[indigostar.com...]
It basically works like any compiler (P code generator) by including all of Perl's run times within a single exe. For those that worked with the 8-bit micros like Apple2's or Commdores that came with embedded Basic languages, this is all deja vu. The PerlToExe system is the same system used by those Basic P-Code Compilers.
It run's Perl, Perl runs and compiles your code. Then PerlToExe stops before script execution begins and bundles all that up into a single executable. A 50k script may end up as a 1.1meg exe because of all that embedded Perl binary code. It's basically a memory snapshot at the right moment.

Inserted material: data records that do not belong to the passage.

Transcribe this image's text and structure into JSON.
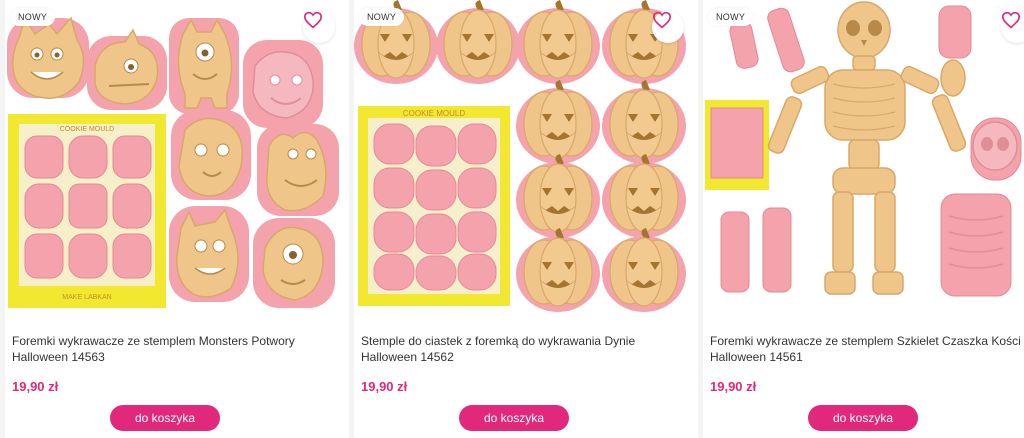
{
  "accent_color": "#e2287a",
  "products": [
    {
      "badge": "NOWY",
      "title": "Foremki wykrawacze ze stemplem Monsters Potwory Halloween 14563",
      "price": "19,90 zł",
      "button_label": "do koszyka",
      "package_label_top": "COOKIE MOULD",
      "package_label_bottom": "MAKE LABKAN",
      "favorite_icon": "heart-outline-icon"
    },
    {
      "badge": "NOWY",
      "title": "Stemple do ciastek z foremką do wykrawania Dynie Halloween 14562",
      "price": "19,90 zł",
      "button_label": "do koszyka",
      "package_label_top": "COOKIE MOULD",
      "favorite_icon": "heart-outline-icon"
    },
    {
      "badge": "NOWY",
      "title": "Foremki wykrawacze ze stemplem Szkielet Czaszka Kości Halloween 14561",
      "price": "19,90 zł",
      "button_label": "do koszyka",
      "favorite_icon": "heart-outline-icon"
    }
  ]
}
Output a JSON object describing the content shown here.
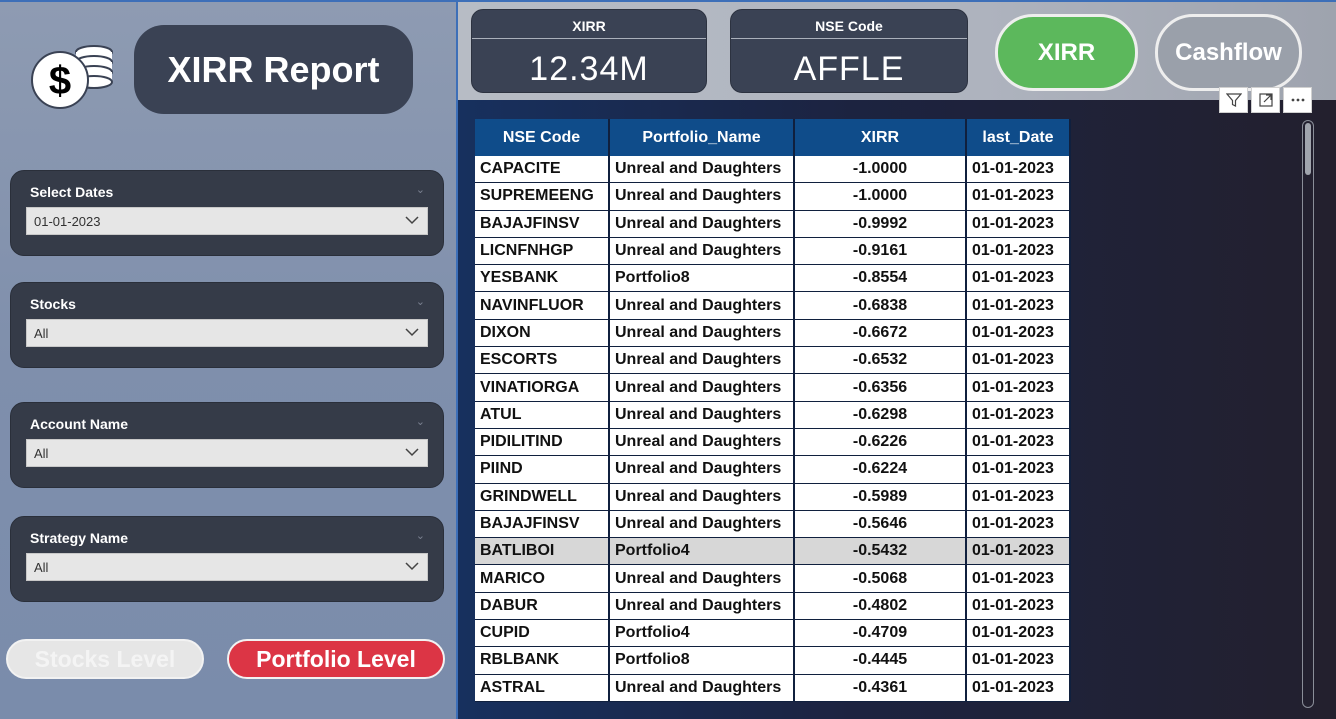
{
  "report": {
    "title": "XIRR Report"
  },
  "slicers": [
    {
      "label": "Select Dates",
      "value": "01-01-2023"
    },
    {
      "label": "Stocks",
      "value": "All"
    },
    {
      "label": "Account Name",
      "value": "All"
    },
    {
      "label": "Strategy Name",
      "value": "All"
    }
  ],
  "buttons": {
    "stocks_level": "Stocks Level",
    "portfolio_level": "Portfolio Level",
    "xirr": "XIRR",
    "cashflow": "Cashflow"
  },
  "cards": {
    "xirr": {
      "label": "XIRR",
      "value": "12.34M"
    },
    "nse_code": {
      "label": "NSE Code",
      "value": "AFFLE"
    }
  },
  "table": {
    "columns": [
      "NSE Code",
      "Portfolio_Name",
      "XIRR",
      "last_Date"
    ],
    "rows": [
      [
        "CAPACITE",
        "Unreal and Daughters",
        "-1.0000",
        "01-01-2023"
      ],
      [
        "SUPREMEENG",
        "Unreal and Daughters",
        "-1.0000",
        "01-01-2023"
      ],
      [
        "BAJAJFINSV",
        "Unreal and Daughters",
        "-0.9992",
        "01-01-2023"
      ],
      [
        "LICNFNHGP",
        "Unreal and Daughters",
        "-0.9161",
        "01-01-2023"
      ],
      [
        "YESBANK",
        "Portfolio8",
        "-0.8554",
        "01-01-2023"
      ],
      [
        "NAVINFLUOR",
        "Unreal and Daughters",
        "-0.6838",
        "01-01-2023"
      ],
      [
        "DIXON",
        "Unreal and Daughters",
        "-0.6672",
        "01-01-2023"
      ],
      [
        "ESCORTS",
        "Unreal and Daughters",
        "-0.6532",
        "01-01-2023"
      ],
      [
        "VINATIORGA",
        "Unreal and Daughters",
        "-0.6356",
        "01-01-2023"
      ],
      [
        "ATUL",
        "Unreal and Daughters",
        "-0.6298",
        "01-01-2023"
      ],
      [
        "PIDILITIND",
        "Unreal and Daughters",
        "-0.6226",
        "01-01-2023"
      ],
      [
        "PIIND",
        "Unreal and Daughters",
        "-0.6224",
        "01-01-2023"
      ],
      [
        "GRINDWELL",
        "Unreal and Daughters",
        "-0.5989",
        "01-01-2023"
      ],
      [
        "BAJAJFINSV",
        "Unreal and Daughters",
        "-0.5646",
        "01-01-2023"
      ],
      [
        "BATLIBOI",
        "Portfolio4",
        "-0.5432",
        "01-01-2023"
      ],
      [
        "MARICO",
        "Unreal and Daughters",
        "-0.5068",
        "01-01-2023"
      ],
      [
        "DABUR",
        "Unreal and Daughters",
        "-0.4802",
        "01-01-2023"
      ],
      [
        "CUPID",
        "Portfolio4",
        "-0.4709",
        "01-01-2023"
      ],
      [
        "RBLBANK",
        "Portfolio8",
        "-0.4445",
        "01-01-2023"
      ],
      [
        "ASTRAL",
        "Unreal and Daughters",
        "-0.4361",
        "01-01-2023"
      ]
    ],
    "highlighted_row": 14
  },
  "icons": {
    "logo": "dollar-coins-icon",
    "filter": "filter-icon",
    "focus": "focus-mode-icon",
    "more": "more-options-icon",
    "dropdown": "chevron-down-icon"
  },
  "colors": {
    "xirr_button": "#5cb85c",
    "portfolio_level_button": "#dc3545",
    "table_header": "#0f4c8a"
  }
}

The benefit is somewhat code protection and you get a distributable program where the target machine does not have to have Perl to run your program.
However, as you work up in script size, the executables don't expand much more than the size of the script - sometimes even smaller. A 500k script may only build a 1.8meg executable. The bigger the script, the more bang-for-buck.
It's a pretty robust program in that it works with just about any combination of Perl code you can throw at it. There are some caveats, but I don't see anything that you can't work around with ease.
The unregistered version (freely avaiable) will produce exe's that run on the source machine only. So you can give it a run for yourself. I've compiled up 30-40 exe's and I'm fairly impressed with it.
The interesting thing about this latest version to me, is that it works with WinTK. That gives you a quality GUI display from Perl. The newest version of TK for Perl/Win is excellent.
There is also a version of Perl2Exe for Linux.